When we look at Jesus and the men he chose to be his disciples, we see the same concept – a widely ranging group of men. Some simple fishermen, one a despised tax collector. When we look at who Jesus ministered to, we see that concept expanded. Jesus ministered to all who came to him. Jesus met each person with no pretense and no hint of judgment. He met people where they were, loved them and accepted them. Then Jesus most often found a way to move them along in their faith.
The church in general, and many of us as Christians, would do well to better follow Jesus’ example of who to love and minister to. All were His neighbor and all are our neighbor as well. To think or even say that some people do not ‘fit’ in because of race, ethnicity, class, education, and so on is in error. To think or say that someone is too big a ‘sinner’ to be welcome is so far away from right that you can’t event see ‘right’ from there. The church was and is built for the lost and the broken. It is who Jesus loved and who we need to love.

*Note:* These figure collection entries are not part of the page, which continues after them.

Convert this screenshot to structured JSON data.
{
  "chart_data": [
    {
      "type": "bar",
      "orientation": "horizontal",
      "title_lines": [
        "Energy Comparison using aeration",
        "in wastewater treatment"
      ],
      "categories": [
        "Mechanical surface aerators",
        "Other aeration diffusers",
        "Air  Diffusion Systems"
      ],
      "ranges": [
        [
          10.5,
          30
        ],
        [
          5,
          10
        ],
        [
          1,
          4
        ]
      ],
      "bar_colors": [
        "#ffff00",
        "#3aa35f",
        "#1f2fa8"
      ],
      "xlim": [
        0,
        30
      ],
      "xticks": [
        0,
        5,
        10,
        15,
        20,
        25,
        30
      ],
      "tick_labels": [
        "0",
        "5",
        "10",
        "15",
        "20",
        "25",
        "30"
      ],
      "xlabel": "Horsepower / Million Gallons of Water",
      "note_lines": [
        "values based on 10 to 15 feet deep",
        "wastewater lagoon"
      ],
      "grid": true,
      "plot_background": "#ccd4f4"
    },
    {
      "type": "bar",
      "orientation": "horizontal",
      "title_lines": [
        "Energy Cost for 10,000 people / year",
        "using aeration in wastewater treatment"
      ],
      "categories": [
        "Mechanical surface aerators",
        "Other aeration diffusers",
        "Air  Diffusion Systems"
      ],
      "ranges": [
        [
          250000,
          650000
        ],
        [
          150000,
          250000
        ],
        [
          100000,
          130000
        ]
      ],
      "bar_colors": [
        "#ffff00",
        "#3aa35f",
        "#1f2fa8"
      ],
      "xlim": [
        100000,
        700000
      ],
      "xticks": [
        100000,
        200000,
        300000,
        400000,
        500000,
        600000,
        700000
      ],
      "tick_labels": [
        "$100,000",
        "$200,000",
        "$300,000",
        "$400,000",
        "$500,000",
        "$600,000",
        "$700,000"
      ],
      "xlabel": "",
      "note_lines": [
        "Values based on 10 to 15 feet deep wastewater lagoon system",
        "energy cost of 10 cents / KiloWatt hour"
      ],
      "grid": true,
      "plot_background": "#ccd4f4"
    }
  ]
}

“The stone the builders rejected has become the cornerstone” (Psalm 118). Many years ago the Pharisees missed Jesus standing right there in front of them. Today the church and sometimes we as Christian miss Jesus standing right in the midst of our lives. May we learn to see Jesus and to be like Jesus. May the stench of judgment and the sting or rejection fall away like rain. May the love of Christ and the heart seeking to serve rise up like the morning sun, bringing light, love, and hope to all that it casts its rays upon. May we come to stand on our cornerstone, our rock – Jesus Christ.